Electric Water Heaters:
Improved Energy Efficiency: Electric water heaters are highly energy-efficient. They can extract heat from the surrounding air and transfer it to the water, resulting in an energy efficiency ratio (EER), of around 2 or 3, or even higher. This means that for every unit of electricity used, they can produce two to three units of hot water, resulting in energy savings compared to fossil fuel-based water heaters.
Reduced Standby Heat Loss: Electric water heaters do not suffer from standby heat loss as much as fossil fuel-based water heaters. Standby heat loss occurs when the stored hot water gradually loses heat to the surrounding environment. Electric water heaters can be better insulated and more sealed, reducing standby heat loss and improving efficiency.
Induction Cooktops:
Precise and Rapid Heating: Induction cooktops use electromagnetic fields to directly heat the cookware, resulting in faster and more precise heating compared to traditional gas cooktops. They heat up quickly and provide instant control over the cooking temperature, resulting in efficient energy use and reduced cooking times.

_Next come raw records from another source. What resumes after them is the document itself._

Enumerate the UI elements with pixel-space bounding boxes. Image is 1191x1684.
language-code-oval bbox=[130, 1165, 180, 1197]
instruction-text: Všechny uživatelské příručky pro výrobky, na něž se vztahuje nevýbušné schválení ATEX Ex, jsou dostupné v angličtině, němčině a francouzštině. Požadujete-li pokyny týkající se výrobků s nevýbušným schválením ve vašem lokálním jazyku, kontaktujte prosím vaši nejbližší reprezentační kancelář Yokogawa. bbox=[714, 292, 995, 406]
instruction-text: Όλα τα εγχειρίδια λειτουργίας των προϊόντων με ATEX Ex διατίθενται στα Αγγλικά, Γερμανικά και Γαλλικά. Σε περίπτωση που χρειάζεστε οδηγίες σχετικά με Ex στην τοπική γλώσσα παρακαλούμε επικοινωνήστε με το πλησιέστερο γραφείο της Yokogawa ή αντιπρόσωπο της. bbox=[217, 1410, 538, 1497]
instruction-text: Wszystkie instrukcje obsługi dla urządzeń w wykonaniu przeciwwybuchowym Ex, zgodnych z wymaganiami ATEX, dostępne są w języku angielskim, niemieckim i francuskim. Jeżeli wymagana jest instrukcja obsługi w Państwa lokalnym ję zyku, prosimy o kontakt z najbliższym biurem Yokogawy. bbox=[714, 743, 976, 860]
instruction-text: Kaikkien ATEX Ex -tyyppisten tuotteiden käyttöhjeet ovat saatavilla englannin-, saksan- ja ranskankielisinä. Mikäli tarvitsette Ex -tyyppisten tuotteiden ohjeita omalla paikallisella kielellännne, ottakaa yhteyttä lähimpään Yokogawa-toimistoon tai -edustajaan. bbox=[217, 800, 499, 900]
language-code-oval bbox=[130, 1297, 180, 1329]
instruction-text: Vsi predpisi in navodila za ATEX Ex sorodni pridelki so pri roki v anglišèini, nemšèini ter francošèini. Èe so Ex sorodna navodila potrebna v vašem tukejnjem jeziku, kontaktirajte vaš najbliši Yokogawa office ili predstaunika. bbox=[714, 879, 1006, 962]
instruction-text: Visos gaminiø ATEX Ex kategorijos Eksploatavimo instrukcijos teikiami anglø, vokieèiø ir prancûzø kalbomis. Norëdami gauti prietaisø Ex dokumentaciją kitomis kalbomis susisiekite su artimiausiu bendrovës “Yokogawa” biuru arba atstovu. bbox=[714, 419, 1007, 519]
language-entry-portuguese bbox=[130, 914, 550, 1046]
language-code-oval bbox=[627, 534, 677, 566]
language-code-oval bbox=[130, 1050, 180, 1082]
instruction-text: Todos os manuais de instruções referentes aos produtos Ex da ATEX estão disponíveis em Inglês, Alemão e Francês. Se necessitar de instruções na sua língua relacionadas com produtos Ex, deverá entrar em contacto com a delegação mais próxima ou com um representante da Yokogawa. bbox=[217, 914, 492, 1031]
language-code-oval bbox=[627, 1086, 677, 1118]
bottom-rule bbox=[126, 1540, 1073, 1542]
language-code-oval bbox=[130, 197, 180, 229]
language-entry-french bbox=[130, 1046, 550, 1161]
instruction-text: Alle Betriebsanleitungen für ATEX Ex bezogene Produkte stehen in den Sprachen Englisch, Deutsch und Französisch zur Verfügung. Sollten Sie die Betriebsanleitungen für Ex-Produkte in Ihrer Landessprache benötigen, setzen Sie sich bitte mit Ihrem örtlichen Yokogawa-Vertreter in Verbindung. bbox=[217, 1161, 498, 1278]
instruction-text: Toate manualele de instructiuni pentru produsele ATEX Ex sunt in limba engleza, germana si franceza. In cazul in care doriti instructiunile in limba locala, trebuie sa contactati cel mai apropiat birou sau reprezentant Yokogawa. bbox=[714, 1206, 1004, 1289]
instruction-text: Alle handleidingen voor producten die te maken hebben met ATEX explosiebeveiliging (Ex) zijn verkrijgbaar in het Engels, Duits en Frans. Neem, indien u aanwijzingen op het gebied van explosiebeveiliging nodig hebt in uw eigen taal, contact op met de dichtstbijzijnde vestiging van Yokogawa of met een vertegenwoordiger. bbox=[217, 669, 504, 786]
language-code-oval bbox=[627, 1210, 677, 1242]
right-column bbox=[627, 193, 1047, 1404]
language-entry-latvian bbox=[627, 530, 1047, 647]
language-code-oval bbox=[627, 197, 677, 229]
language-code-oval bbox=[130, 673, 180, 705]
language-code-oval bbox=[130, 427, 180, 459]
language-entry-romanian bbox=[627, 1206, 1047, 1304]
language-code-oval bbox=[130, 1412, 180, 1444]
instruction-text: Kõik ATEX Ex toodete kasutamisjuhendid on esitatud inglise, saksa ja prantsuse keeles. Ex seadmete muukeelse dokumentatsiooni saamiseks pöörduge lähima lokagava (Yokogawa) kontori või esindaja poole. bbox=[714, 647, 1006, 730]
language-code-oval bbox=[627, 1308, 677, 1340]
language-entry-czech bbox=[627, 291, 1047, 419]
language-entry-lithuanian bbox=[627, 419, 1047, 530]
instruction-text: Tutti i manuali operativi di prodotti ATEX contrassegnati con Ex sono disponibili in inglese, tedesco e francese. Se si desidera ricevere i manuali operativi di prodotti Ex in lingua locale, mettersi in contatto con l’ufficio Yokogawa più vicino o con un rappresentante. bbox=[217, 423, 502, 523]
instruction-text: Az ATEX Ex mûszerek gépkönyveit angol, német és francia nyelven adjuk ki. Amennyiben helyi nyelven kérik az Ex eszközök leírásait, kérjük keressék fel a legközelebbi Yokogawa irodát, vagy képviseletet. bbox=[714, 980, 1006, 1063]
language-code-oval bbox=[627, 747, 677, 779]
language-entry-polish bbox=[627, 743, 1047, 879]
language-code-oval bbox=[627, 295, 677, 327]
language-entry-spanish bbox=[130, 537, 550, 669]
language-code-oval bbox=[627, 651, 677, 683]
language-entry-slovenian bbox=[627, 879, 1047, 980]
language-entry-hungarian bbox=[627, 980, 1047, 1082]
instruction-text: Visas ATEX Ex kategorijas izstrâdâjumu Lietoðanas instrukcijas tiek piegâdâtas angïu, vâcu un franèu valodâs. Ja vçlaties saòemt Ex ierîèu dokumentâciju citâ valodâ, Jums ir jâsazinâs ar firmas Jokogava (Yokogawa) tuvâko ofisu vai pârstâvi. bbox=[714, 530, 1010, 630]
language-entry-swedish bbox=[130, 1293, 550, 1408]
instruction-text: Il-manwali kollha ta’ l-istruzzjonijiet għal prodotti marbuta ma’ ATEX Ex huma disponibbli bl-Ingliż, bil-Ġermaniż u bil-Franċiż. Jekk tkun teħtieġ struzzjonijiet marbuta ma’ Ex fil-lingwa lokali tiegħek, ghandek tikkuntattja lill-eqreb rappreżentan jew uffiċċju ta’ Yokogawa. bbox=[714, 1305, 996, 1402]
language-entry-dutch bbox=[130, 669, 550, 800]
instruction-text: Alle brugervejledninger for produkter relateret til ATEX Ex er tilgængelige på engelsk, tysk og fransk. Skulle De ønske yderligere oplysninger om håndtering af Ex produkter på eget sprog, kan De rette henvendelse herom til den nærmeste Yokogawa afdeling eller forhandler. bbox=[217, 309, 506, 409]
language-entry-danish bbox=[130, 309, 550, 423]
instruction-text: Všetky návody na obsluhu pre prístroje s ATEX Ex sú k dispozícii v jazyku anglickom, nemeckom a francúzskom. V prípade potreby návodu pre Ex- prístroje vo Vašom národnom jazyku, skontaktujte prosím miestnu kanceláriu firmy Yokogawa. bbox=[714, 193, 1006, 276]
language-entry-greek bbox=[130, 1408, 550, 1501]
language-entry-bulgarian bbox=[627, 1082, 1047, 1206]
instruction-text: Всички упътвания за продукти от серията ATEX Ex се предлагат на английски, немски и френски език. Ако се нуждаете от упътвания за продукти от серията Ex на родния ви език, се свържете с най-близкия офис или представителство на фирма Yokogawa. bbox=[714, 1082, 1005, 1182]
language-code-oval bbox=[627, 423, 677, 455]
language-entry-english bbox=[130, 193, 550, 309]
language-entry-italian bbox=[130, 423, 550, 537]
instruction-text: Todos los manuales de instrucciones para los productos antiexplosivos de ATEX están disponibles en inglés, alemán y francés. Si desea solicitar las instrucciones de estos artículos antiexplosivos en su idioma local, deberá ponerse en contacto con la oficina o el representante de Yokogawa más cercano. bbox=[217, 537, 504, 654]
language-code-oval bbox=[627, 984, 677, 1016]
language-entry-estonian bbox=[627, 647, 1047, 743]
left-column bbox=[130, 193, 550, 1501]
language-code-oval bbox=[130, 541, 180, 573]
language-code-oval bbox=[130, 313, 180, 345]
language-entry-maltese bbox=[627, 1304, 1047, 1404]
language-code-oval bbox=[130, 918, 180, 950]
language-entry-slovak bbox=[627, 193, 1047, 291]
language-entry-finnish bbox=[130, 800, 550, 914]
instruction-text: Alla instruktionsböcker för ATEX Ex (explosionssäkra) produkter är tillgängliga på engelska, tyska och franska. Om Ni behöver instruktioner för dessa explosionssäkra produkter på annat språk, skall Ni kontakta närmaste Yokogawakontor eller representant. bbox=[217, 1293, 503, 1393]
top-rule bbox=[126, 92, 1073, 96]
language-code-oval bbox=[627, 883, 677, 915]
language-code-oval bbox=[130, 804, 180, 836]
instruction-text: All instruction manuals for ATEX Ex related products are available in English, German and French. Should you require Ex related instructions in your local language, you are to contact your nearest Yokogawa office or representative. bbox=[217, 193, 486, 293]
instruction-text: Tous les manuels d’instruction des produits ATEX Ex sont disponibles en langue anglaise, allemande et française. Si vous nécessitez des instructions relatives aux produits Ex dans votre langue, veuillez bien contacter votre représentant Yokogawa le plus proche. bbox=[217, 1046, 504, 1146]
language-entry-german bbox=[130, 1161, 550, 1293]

Energy Transfer Efficiency: Induction cooktops have high energy transfer efficiency since the heat is generated in the cookware. This eliminates the energy losses associated with the combustion process in gas cooktops, making induction cooktops more efficient and reducing cooking emissions of indoor air pollutants.
How Electric Gives Us More Useable Energy
Our current power generation system is flawed, wasting more fuel into generating electricity than utilizing the electricity and electric options we alread have. To electrify we have to not only cut the use of thermal electric power generation, which includes the use of fossil fuels like coal, natural gas, and oil, as well as nuclear energy but also understand it. Understanding how energy is lost at various stages of the current process:
Fuel Extraction and Processing: The process of extracting and processing fossil fuels or mining uranium for nuclear power requires significant energy input. Mining and drilling equipment requires significant fuel inputs, so do the vehicles used for material transportation, as well as the operation of large material processing plants. In contrast solar and wind energy come freely and do not require human or artificial involvement to create energy.
Conversion Efficiency: The conversion efficiency of thermal power plants determines the amount of energy that can be extracted from the fuel and converted into electricity. Efficiency between different kinds of power plants varies with coal-fired power plants and nuclear power plants having an efficiency of roughly 40% and natural gas power plants having an efficiency of 50% or more. This means that in both cases 50% or more of the potential thermal energy cannot be converted and utilized as actual energy.
Transmission and Distribution: Energy losses occur during the transmission and distribution of electricity from power plants to end consumers. These losses are due to resistance in transmission lines and transformers. On average, transmission and distribution losses account for approximately 5% to 10% of the total electricity generated.
The energy loss associated with thermal electric power generation averages 50% to 70% but can exceed this range depending on the fuel source and systems in place. By transitioning to more clean and efficient sources of power generation, such as combined heat and power systems (CHP) or wind and solar, less energy is lost. Less energy is lost because energy can be generated and gathered directly as electricity, removing the need for a conversion process where energy can be lost.